THE MATCHING-MINIMIZATION ALGORITHM, THE INCA ALGORITHM AND A MATHEMATICAL FRAMEWORK FOR VOICE CONVERSION WITH UNALIGNED CORPORA.
Abstract
This paper presents a mathematical framework that is suitable for voice conversion
and adaptation in speech processing. Voice conversion is formulated as a search for
the optimal correspondances between a set of source-speaker spectra and a set of
target-speaker spectra under a transform that compensates speaker differences. It
is possible to simultaneously recover a bi-directional mapping between two sets of
vectors that is a parametric mapping (a transform) in one direction and a
non-parametric mapping (correspondences) in the reverse direction. An algorithm
referred to as Matching-Minimization (MM) is formally derived with proven
convergence and an optimal closed-form solution for each step.
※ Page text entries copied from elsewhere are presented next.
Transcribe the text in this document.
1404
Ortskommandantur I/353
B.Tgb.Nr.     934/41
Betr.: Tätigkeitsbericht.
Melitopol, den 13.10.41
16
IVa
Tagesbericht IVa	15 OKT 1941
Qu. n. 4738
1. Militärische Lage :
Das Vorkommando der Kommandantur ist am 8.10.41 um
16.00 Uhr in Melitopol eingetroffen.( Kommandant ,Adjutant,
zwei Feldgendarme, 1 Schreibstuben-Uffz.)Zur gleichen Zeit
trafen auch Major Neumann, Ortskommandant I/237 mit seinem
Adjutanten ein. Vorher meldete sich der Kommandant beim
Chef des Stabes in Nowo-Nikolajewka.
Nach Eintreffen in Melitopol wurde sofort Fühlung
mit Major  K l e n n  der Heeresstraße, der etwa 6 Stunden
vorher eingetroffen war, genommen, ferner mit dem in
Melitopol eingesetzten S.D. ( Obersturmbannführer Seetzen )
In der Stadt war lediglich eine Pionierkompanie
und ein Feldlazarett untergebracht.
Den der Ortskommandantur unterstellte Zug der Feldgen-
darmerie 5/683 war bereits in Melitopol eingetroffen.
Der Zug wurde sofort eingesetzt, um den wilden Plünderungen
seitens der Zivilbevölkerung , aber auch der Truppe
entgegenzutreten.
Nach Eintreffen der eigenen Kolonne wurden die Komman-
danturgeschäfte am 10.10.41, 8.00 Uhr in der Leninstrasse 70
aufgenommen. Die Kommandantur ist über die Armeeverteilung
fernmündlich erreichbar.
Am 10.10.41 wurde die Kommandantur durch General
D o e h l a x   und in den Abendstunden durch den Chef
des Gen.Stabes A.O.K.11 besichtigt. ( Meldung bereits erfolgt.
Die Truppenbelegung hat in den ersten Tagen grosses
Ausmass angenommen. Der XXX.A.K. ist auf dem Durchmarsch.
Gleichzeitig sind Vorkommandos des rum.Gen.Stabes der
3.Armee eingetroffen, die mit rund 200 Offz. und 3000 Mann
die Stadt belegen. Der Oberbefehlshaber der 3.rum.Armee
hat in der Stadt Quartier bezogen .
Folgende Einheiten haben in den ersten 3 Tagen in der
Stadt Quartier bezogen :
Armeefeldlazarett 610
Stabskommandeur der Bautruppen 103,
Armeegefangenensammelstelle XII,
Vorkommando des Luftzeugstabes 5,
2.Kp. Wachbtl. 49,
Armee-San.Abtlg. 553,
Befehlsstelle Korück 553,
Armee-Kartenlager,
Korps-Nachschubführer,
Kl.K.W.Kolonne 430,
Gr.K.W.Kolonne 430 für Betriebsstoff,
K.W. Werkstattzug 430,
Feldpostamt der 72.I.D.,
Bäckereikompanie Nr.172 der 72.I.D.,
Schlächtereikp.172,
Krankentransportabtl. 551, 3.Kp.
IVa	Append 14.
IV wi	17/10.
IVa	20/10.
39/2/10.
The algorithm is
closely related to the asymmetric-1 variant of the well-known INCA algorithm [1]
for which we also provide a proof within the same framework. The differences
between MM and INCA are delineated both theoretically and experimentally. MM
outperforms INCA in all scenarios. Like INCA, MM does not require parallel corpora.
Unlike INCA, MM is suitable when only a few adaptation data are available.